Onze ans après la parution de l’unique album, jusqu’à présent, de Forêt, son duo avec le guitariste émérite Joseph Marchand, l’auteure-compositrice-interprète Émilie Laforest dévoilait le 9 février dernier sa première œuvre solo intitulée Mea silva (du latin Ma forêt). Reconnue de ses pairs et pleinement investie à l’arrière-scène québécoise depuis près de dix ans, elle ose à nouveau franchir le rideau avec ses créations.
Les secondes qui inaugurent le bal nous transportent dans un univers électroacoustique aux allures progressives et contemporaines, ligne directrice des huit pièces francophones. L’artiste multidisciplinaire chapeaute la co-réalisation avec le pianiste et compositeur de trames sonores Mathieu Charbonneau, aussi membre de la formation folk Avec pas d’casque. D’emblée, on se laisse tenter par l’énigmatique pièce d’ouverture Un puits très profond. Déjà, le ton est révélé par les arrangements organiques et synthétiques, croisant l’art-pop et le post-punk par ses instruments à cordes et de la batterie, entre autres. Ces procédés artistiques sont palpables et atteignent des sommets tout particulièrement dans le morceau de six minutes Mon Loulou.

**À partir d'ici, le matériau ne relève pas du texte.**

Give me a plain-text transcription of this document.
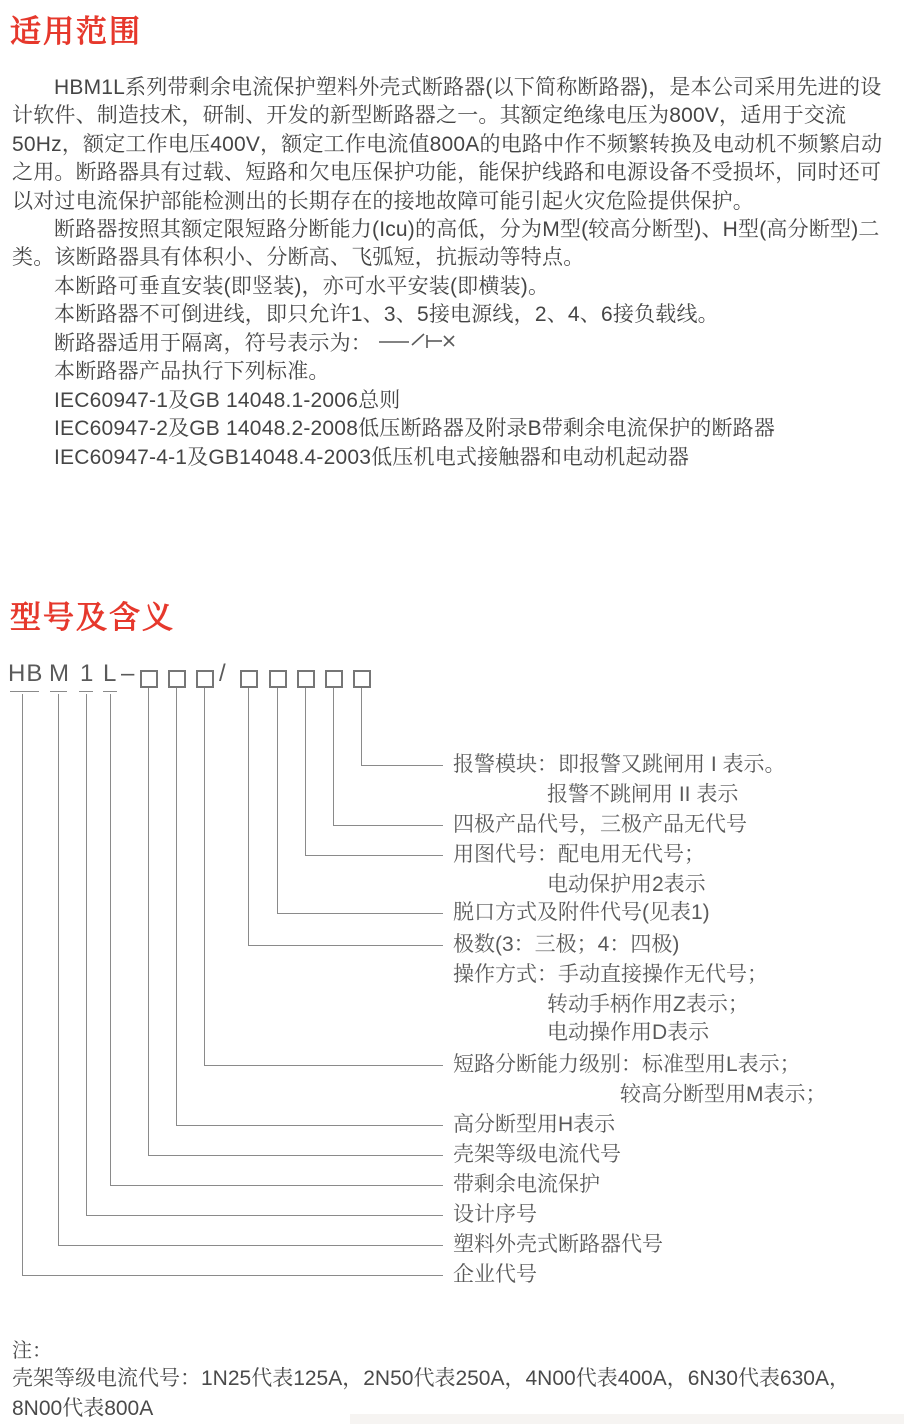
适用范围
HBM1L系列带剩余电流保护塑料外壳式断路器(以下简称断路器)，是本公司采用先进的设
计软件、制造技术，研制、开发的新型断路器之一。其额定绝缘电压为800V，适用于交流
50Hz，额定工作电压400V，额定工作电流值800A的电路中作不频繁转换及电动机不频繁启动
之用。断路器具有过载、短路和欠电压保护功能，能保护线路和电源设备不受损坏，同时还可
以对过电流保护部能检测出的长期存在的接地故障可能引起火灾危险提供保护。
断路器按照其额定限短路分断能力(Icu)的高低，分为M型(较高分断型)、H型(高分断型)二
类。该断路器具有体积小、分断高、飞弧短，抗振动等特点。
本断路可垂直安装(即竖装)，亦可水平安装(即横装)。
本断路器不可倒进线，即只允许1、3、5接电源线，2、4、6接负载线。
断路器适用于隔离，符号表示为：
本断路器产品执行下列标准。
IEC60947-1及GB 14048.1-2006总则
IEC60947-2及GB 14048.2-2008低压断路器及附录B带剩余电流保护的断路器
IEC60947-4-1及GB14048.4-2003低压机电式接触器和电动机起动器
型号及含义
HB M 1 L –	/
报警模块：即报警又跳闸用 I 表示。
报警不跳闸用 II 表示
四极产品代号，三极产品无代号
用图代号：配电用无代号；
电动保护用2表示
脱口方式及附件代号(见表1)
极数(3：三极；4：四极)
操作方式：手动直接操作无代号；
转动手柄作用Z表示；
电动操作用D表示
短路分断能力级别：标准型用L表示；
较高分断型用M表示；
高分断型用H表示
壳架等级电流代号
带剩余电流保护
设计序号
塑料外壳式断路器代号
企业代号
注：
壳架等级电流代号：1N25代表125A，2N50代表250A，4N00代表400A，6N30代表630A，
8N00代表800A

Formée en chant classique, la chanteuse nous charme par le lyrisme de sa voix cristalline, où la délicatesse règne, qui s’illustre notamment dans l’avant-dernière piste Tous les jours se meurent pour la première fois. Nos oreilles sont conduites vers des sonorités baroques avec la présence de Pierre-Yves Martel à la viole de gambe, comme dans l’hypnotique pièce Me souvenir. L’instrumentiste renommé en musique ancienne rend hommage à l’époque médiévale tout comme le musicien Alexandre Tharaud au piano baroque sur La malheureuse. L’interprète signe ici la totalité des musiques et des textes, excepté l’emprunt de quatre vers à la poète innue Joséphine Bacon sur Toundra (Mushuat). Par ses thèmes et ses mots, on perçoit des chansons à forte résonance poétique, et en toute subtilité, conçues par le ressenti et l’introspection.
Comme premier album solo, ce que nous offre Émilie Laforest, par sa pop expérimentale à la fois concise, mesurée et originale, démontre qu’elle n’a rien d’une première venue. Mea silva est une œuvre entière qui dégage une grande profondeur grâce à ses influences d’horizons divers et à sa théâtralité au large potentiel scénique. Une artiste inclassable, dira-t-on.